E’ in un masterplan in fase di elaborazione presso gli uffici del municipio la risposta che il Comune di Brinzio intende dare ai residenti e agli utenti della strada provinciale 62 – quella che mette in comunicazione il borgo con Varese – dopo i danni creati dall’ultima ondata di maltempo estiva.
Tra la fine di luglio e l’inizio di agosto le intense piogge hanno scavato il solco nelle problematiche che già lo scorso anno avevano interessato questa parte di territorio, di importanza strategica per i collegamenti con la città, a maggior ragione dopo la recente chiusura della provincia che unisce Grantola a Cunardo, con la conseguente deviazione del traffico quotidiano su altre arterie territoriali (tra cui appunto la “strada del Brinzio”).
Il progetto su cui sono al lavoro i tecnici del Comune è legato ad una recente riunione a cui l’amministrazione ha preso parte insieme a rappresentanti della Provincia, di Comunità montana e della Regione Lombardia.
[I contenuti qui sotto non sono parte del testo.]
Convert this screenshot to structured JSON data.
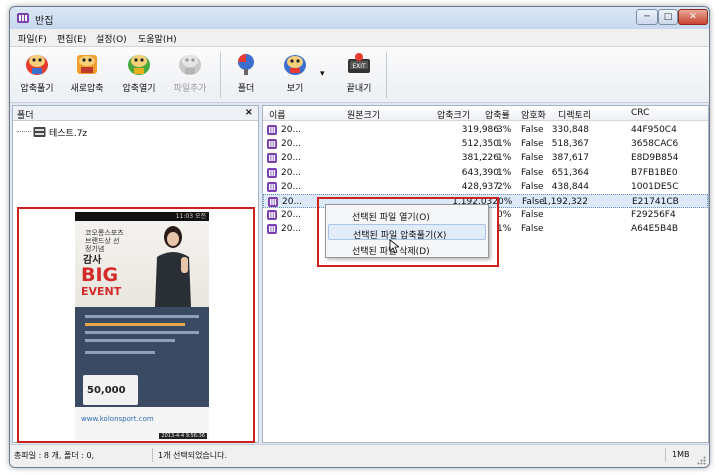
{
  "window": {
    "title": "반집",
    "minimize": "─",
    "maximize": "□",
    "close": "✕"
  },
  "menu": [
    "파일(F)",
    "편집(E)",
    "설정(O)",
    "도움말(H)"
  ],
  "toolbar": {
    "buttons": [
      {
        "label": "압축풀기",
        "icon": "extract-icon"
      },
      {
        "label": "새로압축",
        "icon": "new-archive-icon"
      },
      {
        "label": "압축열기",
        "icon": "open-archive-icon"
      },
      {
        "label": "파일추가",
        "icon": "add-file-icon",
        "disabled": true
      },
      {
        "label": "폴더",
        "icon": "folder-view-icon"
      },
      {
        "label": "보기",
        "icon": "view-icon"
      },
      {
        "label": "끝내기",
        "icon": "exit-icon"
      }
    ],
    "dropdown_arrow": "▾"
  },
  "folder_pane": {
    "title": "폴더",
    "close": "×",
    "tree_item": "테스트.7z"
  },
  "preview": {
    "status": "11:03 오전",
    "brand": "코오롱스포츠 브랜드상 선정기념",
    "thanks": "감사",
    "big": "BIG",
    "event": "EVENT",
    "coupon": "50,000",
    "url": "www.kolonsport.com",
    "stamp": "2013-4-4 9:56:36"
  },
  "list": {
    "columns": [
      "이름",
      "원본크기",
      "압축크기",
      "압축률",
      "암호화",
      "디렉토리",
      "CRC"
    ],
    "rows": [
      {
        "name": "20...",
        "size": "330,848",
        "packed": "319,986",
        "ratio": "3%",
        "encrypted": "False",
        "dir": "",
        "crc": "44F950C4"
      },
      {
        "name": "20...",
        "size": "518,367",
        "packed": "512,350",
        "ratio": "1%",
        "encrypted": "False",
        "dir": "",
        "crc": "3658CAC6"
      },
      {
        "name": "20...",
        "size": "387,617",
        "packed": "381,226",
        "ratio": "1%",
        "encrypted": "False",
        "dir": "",
        "crc": "E8D9B854"
      },
      {
        "name": "20...",
        "size": "651,364",
        "packed": "643,390",
        "ratio": "1%",
        "encrypted": "False",
        "dir": "",
        "crc": "B7FB1BE0"
      },
      {
        "name": "20...",
        "size": "438,844",
        "packed": "428,937",
        "ratio": "2%",
        "encrypted": "False",
        "dir": "",
        "crc": "1001DE5C"
      },
      {
        "name": "20...",
        "size": "1,192,322",
        "packed": "1,192,032",
        "ratio": "0%",
        "encrypted": "False",
        "dir": "",
        "crc": "E21741CB",
        "selected": true
      },
      {
        "name": "20...",
        "size": "",
        "packed": "",
        "ratio": "0%",
        "encrypted": "False",
        "dir": "",
        "crc": "F29256F4"
      },
      {
        "name": "20...",
        "size": "",
        "packed": "",
        "ratio": "1%",
        "encrypted": "False",
        "dir": "",
        "crc": "A64E5B4B"
      }
    ]
  },
  "context_menu": {
    "items": [
      {
        "label": "선택된 파일 열기(O)"
      },
      {
        "label": "선택된 파일 압축풀기(X)",
        "hover": true
      },
      {
        "label": "선택된 파일 삭제(D)"
      }
    ]
  },
  "status": {
    "counts": "총파일 : 8 개, 폴더 : 0,",
    "selection": "1개 선택되었습니다.",
    "size": "1MB"
  },
  "colors": {
    "highlight_outline": "#cf1f1f",
    "selection": "#dbe9f9",
    "titlebar": "#c7d8ee"
  }
}
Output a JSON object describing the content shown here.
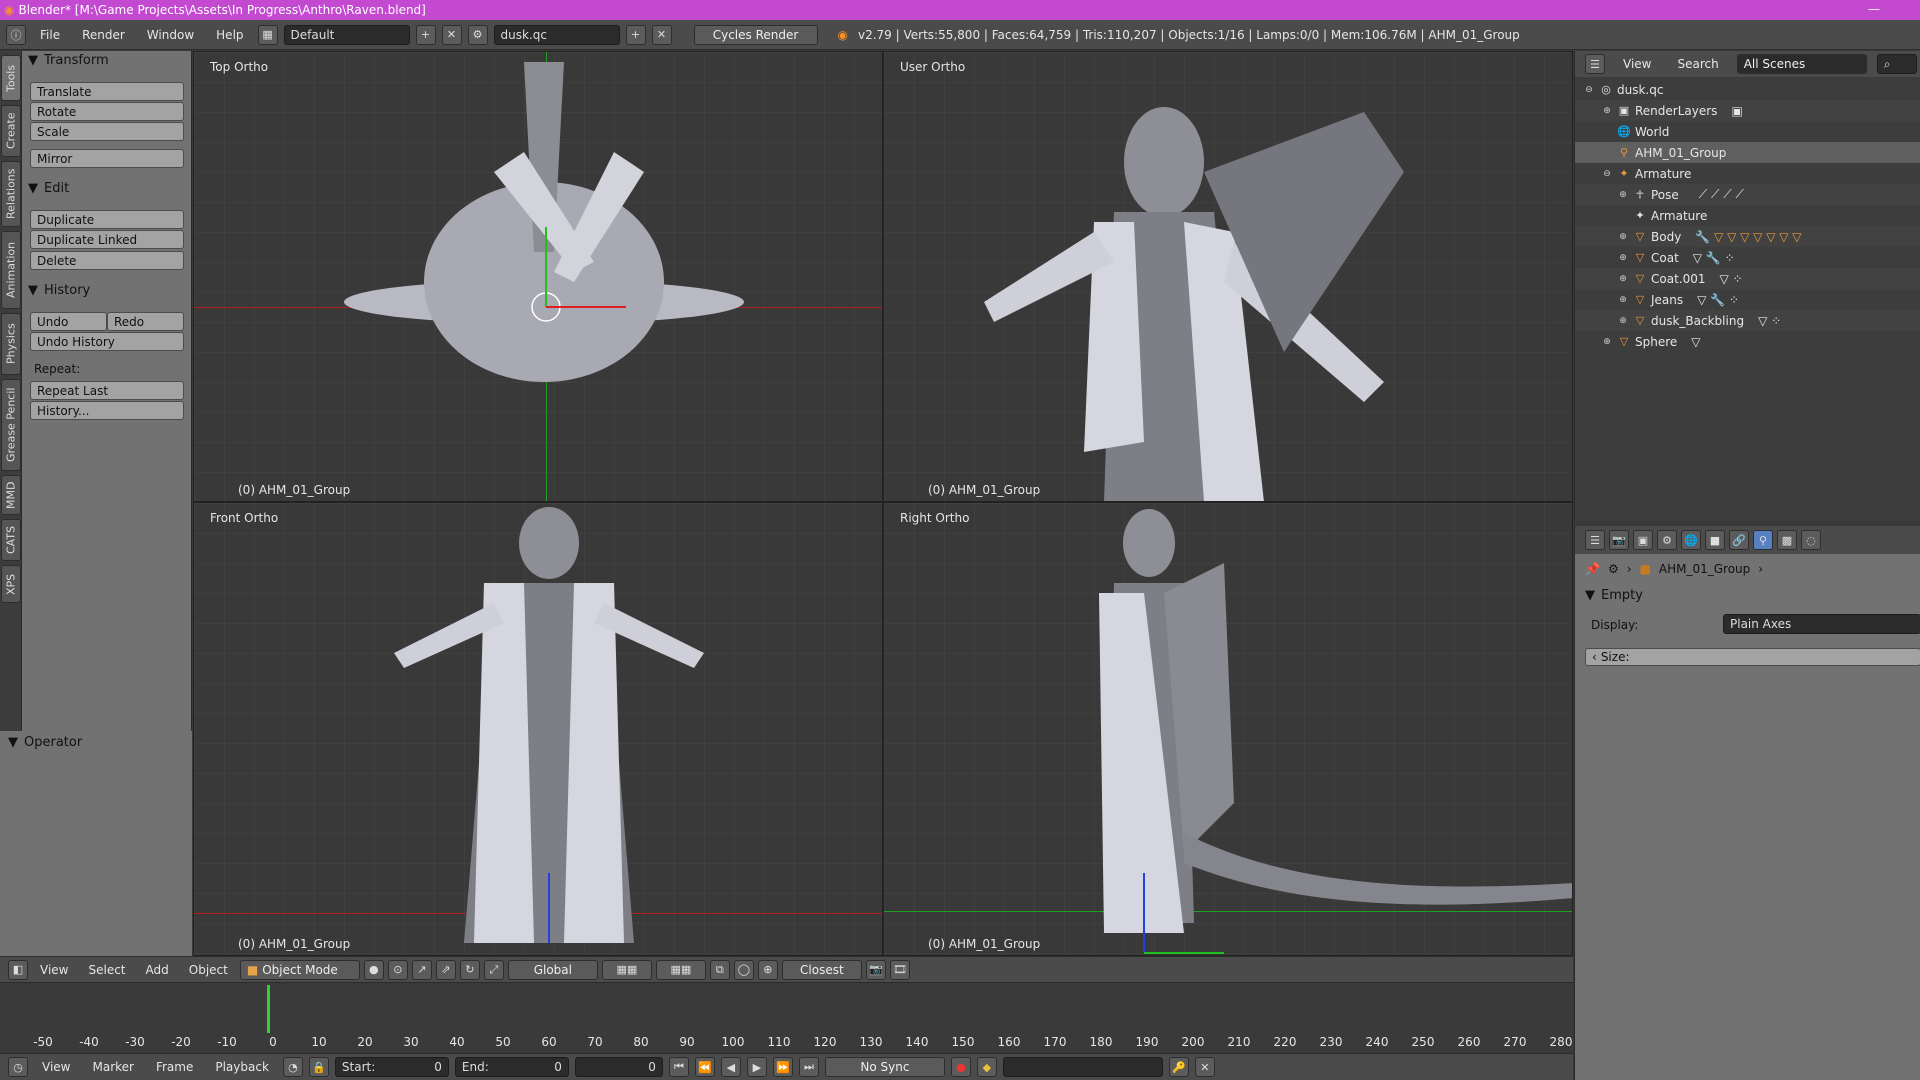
{
  "titlebar": {
    "title": "Blender* [M:\\Game Projects\\Assets\\In Progress\\Anthro\\Raven.blend]"
  },
  "infobar": {
    "menus": [
      "File",
      "Render",
      "Window",
      "Help"
    ],
    "layout": "Default",
    "scene": "dusk.qc",
    "engine": "Cycles Render",
    "stats": "v2.79 | Verts:55,800 | Faces:64,759 | Tris:110,207 | Objects:1/16 | Lamps:0/0 | Mem:106.76M | AHM_01_Group"
  },
  "tabs": [
    "Tools",
    "Create",
    "Relations",
    "Animation",
    "Physics",
    "Grease Pencil",
    "MMD",
    "CATS",
    "XPS"
  ],
  "toolshelf": {
    "transform": {
      "title": "Transform",
      "buttons": [
        "Translate",
        "Rotate",
        "Scale",
        "Mirror"
      ]
    },
    "edit": {
      "title": "Edit",
      "buttons": [
        "Duplicate",
        "Duplicate Linked",
        "Delete"
      ]
    },
    "history": {
      "title": "History",
      "undo": "Undo",
      "redo": "Redo",
      "undo_history": "Undo History",
      "repeat_label": "Repeat:",
      "repeat_last": "Repeat Last",
      "history_btn": "History..."
    },
    "operator": {
      "title": "Operator"
    }
  },
  "viewports": [
    {
      "label": "Top Ortho",
      "object": "(0) AHM_01_Group"
    },
    {
      "label": "User Ortho",
      "object": "(0) AHM_01_Group"
    },
    {
      "label": "Front Ortho",
      "object": "(0) AHM_01_Group"
    },
    {
      "label": "Right Ortho",
      "object": "(0) AHM_01_Group"
    }
  ],
  "vheader": {
    "menus": [
      "View",
      "Select",
      "Add",
      "Object"
    ],
    "mode": "Object Mode",
    "orientation": "Global",
    "snap": "Closest"
  },
  "timeline": {
    "ticks": [
      "-50",
      "-40",
      "-30",
      "-20",
      "-10",
      "0",
      "10",
      "20",
      "30",
      "40",
      "50",
      "60",
      "70",
      "80",
      "90",
      "100",
      "110",
      "120",
      "130",
      "140",
      "150",
      "160",
      "170",
      "180",
      "190",
      "200",
      "210",
      "220",
      "230",
      "240",
      "250",
      "260",
      "270",
      "280"
    ],
    "menus": [
      "View",
      "Marker",
      "Frame",
      "Playback"
    ],
    "start_label": "Start:",
    "start_value": "0",
    "end_label": "End:",
    "end_value": "0",
    "current": "0",
    "sync": "No Sync"
  },
  "outliner": {
    "menus": [
      "View",
      "Search"
    ],
    "filter": "All Scenes",
    "rows": [
      "dusk.qc",
      "RenderLayers",
      "World",
      "AHM_01_Group",
      "Armature",
      "Pose",
      "Armature",
      "Body",
      "Coat",
      "Coat.001",
      "Jeans",
      "dusk_Backbling",
      "Sphere"
    ]
  },
  "properties": {
    "breadcrumb": "AHM_01_Group",
    "panel": "Empty",
    "display_label": "Display:",
    "display_value": "Plain Axes",
    "size_label": "Size:"
  },
  "colors": {
    "titlebar": "#c34ad0",
    "x_axis": "#e02020",
    "y_axis": "#20c020",
    "z_axis": "#2040e0",
    "playhead": "#32d030"
  }
}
Un tavolo di confronto incentrato sulle modalità con cui intervenire sulla sp62 – specialmente in località Motte – per arginare in maniera definitiva i problemi riguardanti la percorribilità in caso di forti piogge e la sicurezza.
A bordo strada e all’interno delle aree boschive circostanti sono ancora accumulati i detriti e i grossi sassi trascinati dalla corrente poco più di un mese fa. I disagi, poi, riguardano anche il laghetto del paese, fonte di preoccupazioni ogni volta che viene annunciata una criticità meteorologica.
“Interverremo per la tutela del laghetto e del nostro tratto di strada, situato a valle rispetto alla zona della Motta Rossa, che rappresenta il cuore del problema”, ribadisce a Luino Notizie il sindaco di Brinzio Roberto Piccinelli, dopo quanto dichiarato proprio nei giorni più difficili delle intense piogge estive.
Allargare i manufatti dalla montagna fino al laghetto, procedere con il rifacimento dei sottopassi e dei vari tratti stradali più sensibili alle conseguenze del maltempo, allargare le vasche di contenimento e il canale di scolo, raddoppiare la vasca in testa al lago. Sono questi alcuni dei principali punti al centro della fase di progettazione attualmente in corso. I danni sono già stati quantificati in circa due milioni di euro. Entro la fine del mese gli enti si incontreranno di nuovo.